The KIA-Korekt study addresses this gap by developing and validating AI-based predictive models for perioperative complications in CRC, integrating three complementary imaging modalities:
Digital histopathology: Haematoxylin-eosin stained whole-slide images (H\&E-WSIs) from surgical resection specimens and preoperative biopsies are analysed using attention-based multiple instance learning (MIL) and convolutional neural networks (CNNs), building on established pipelines from the Department of Computational Pathology, TU Dresden (AG Kather).
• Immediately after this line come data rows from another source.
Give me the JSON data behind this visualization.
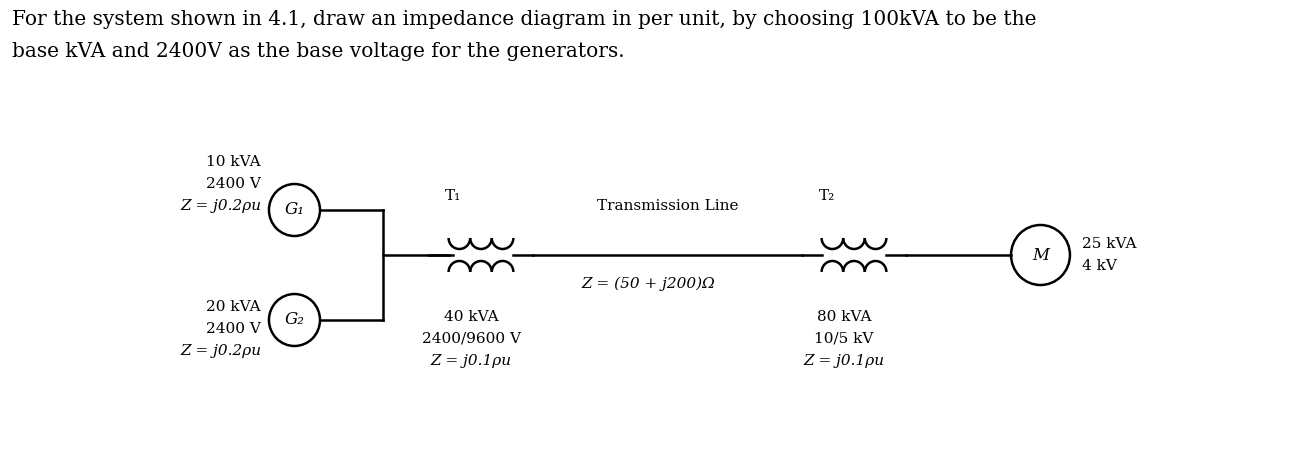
{
  "background_color": "#ffffff",
  "text_color": "#000000",
  "line_color": "#000000",
  "header_text_line1": "For the system shown in 4.1, draw an impedance diagram in per unit, by choosing 100kVA to be the",
  "header_text_line2": "base kVA and 2400V as the base voltage for the generators.",
  "g1_label": "G₁",
  "g1_info": [
    "10 kVA",
    "2400 V",
    "Z = j0.2ρu"
  ],
  "g2_label": "G₂",
  "g2_info": [
    "20 kVA",
    "2400 V",
    "Z = j0.2ρu"
  ],
  "t1_label": "T₁",
  "t1_info": [
    "40 kVA",
    "2400/9600 V",
    "Z = j0.1ρu"
  ],
  "t2_label": "T₂",
  "t2_info": [
    "80 kVA",
    "10/5 kV",
    "Z = j0.1ρu"
  ],
  "tline_label": "Transmission Line",
  "tline_z": "Z = (50 + j200)Ω",
  "motor_label": "M",
  "motor_info": [
    "25 kVA",
    "4 kV"
  ],
  "font_size_header": 14.5,
  "font_size_component": 11
}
Radiology: Preoperative CT and MRI images are processed using automated segmentation (TotalSegmentator, nnU-Net) and radiomic feature extraction (PyRadiomics). Features are derived from the primary tumour, psoas muscle (sarcopenia), and visceral/subcutaneous fat compartments. A dedicated multi-metric quality control pipeline ensures stable imaging data representations across scanners and acquisition protocols.
Multiplex tissue imaging (mTI): Multiplex immunohistochemistry with multispectral imaging (mIHC-MSI) and imaging mass cytometry (IMC) are applied to formalin-fixed paraffin-embedded tumour tissue to characterise immune and stromal cell populations, marker expression intensities, and spatial distribution patterns within the tumour microenvironment.
Unimodal models are developed and validated separately for each modality. Multimodal integration is performed using feature-level fusion, late fusion, and multimodal multiple-instance learning with cross-attention mechanisms. Model performance is evaluated using AUC-ROC, calibration plots, Brier scores, and Decision Curve Analysis. Interpretability is assessed using SHAP values and attention heatmaps.
The study employs a mixed retrospective (n=750, 2011-2021) and prospective validation (n=210, 2026-2028) cohort design. The retrospective cohort provides the basis for model development and internal cross-validation; the prospective cohort enables real-world external validation under clinical conditions.
A comprehensive patient-level macro-micro correlation analysis investigates associations between radiological imaging phenotypes and microscopic histopathological and immunological characteristics derived from the same tumours, enabling unique integrative biological insights.
The study is funded by the European Union and the State of Brandenburg (HealthTranslateBB/ERDF) and the German Research Foundation (DFG). Ethics approval has been granted by the ethics committee of the Brandenburg Medical School Theodor Fontane. All prospective participants provide written informed consent. Retrospective data are processed in pseudonymised form in accordance with GDPR.
Results will be disseminated through peer-reviewed open-access publications and national and international conference presentations.